The TB/s figure relies on an extremely wide memory interface. I can't see more than 256 GB/s (or thereabouts) external bandwith being realistic for a console. And that would (probably) be in total, for CPU and graphics.
 
Last edited by a moderator:
Assuming PS4 is 'only' a modest(*) upgrade to PS3 hardware, what would insane memory bandwidth bring us in terms of visuals?

What barriers would it lift away?

(*) modest = Low-midend GPU in 2011 and Cell with 2x the performance.
 
Assuming PS4 is 'only' a modest(*) upgrade to PS3 hardware, what would insane memory bandwidth bring us in terms of visuals?

What barriers would it lift away?

(*) modest = Low-midend GPU in 2011 and Cell with 2x the performance.

It could allow them to use a UMA configuration for a CELL CPU upgrade (not revolutionary, not a huge leap) + customized DX11 nVIDIA GPU set-up (which might simplify programmers' life a bit).
 
It could allow them to use a UMA configuration for a CELL CPU upgrade (not revolutionary, not a huge leap) + customized DX11 nVIDIA GPU set-up (which might simplify programmers' life a bit).

Question for you game programmers out there:

Would it be more beneficial to have significantly faster ram, or significantly more ram to work with?
 
Would it be more beneficial to have significantly faster ram, or significantly more ram to work with?

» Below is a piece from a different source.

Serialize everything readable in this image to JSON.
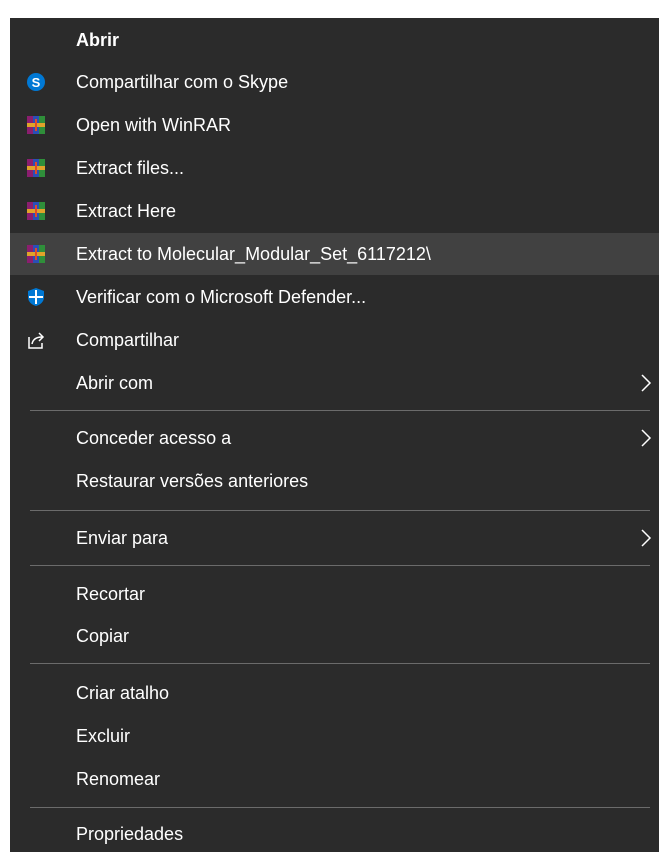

It's a balancing act. More RAM is only going to help you if you can actually use it, otherwise it will just reduce the load on mass storage a bit. So you need enough speed to be able to run through a sizable chunk of it every frame. On the other hand, if you have tons of bandwidth but little space, there are only so many times you want to run over the same data.

Think textures: More storage means bigger/more textures, but unless you have the bandwidth, you cannot use them without stalling your texture units.

Basically it's a triangle of memory bandwidth, memory size and processing power. Increasing one without the others only makes sense to a degree.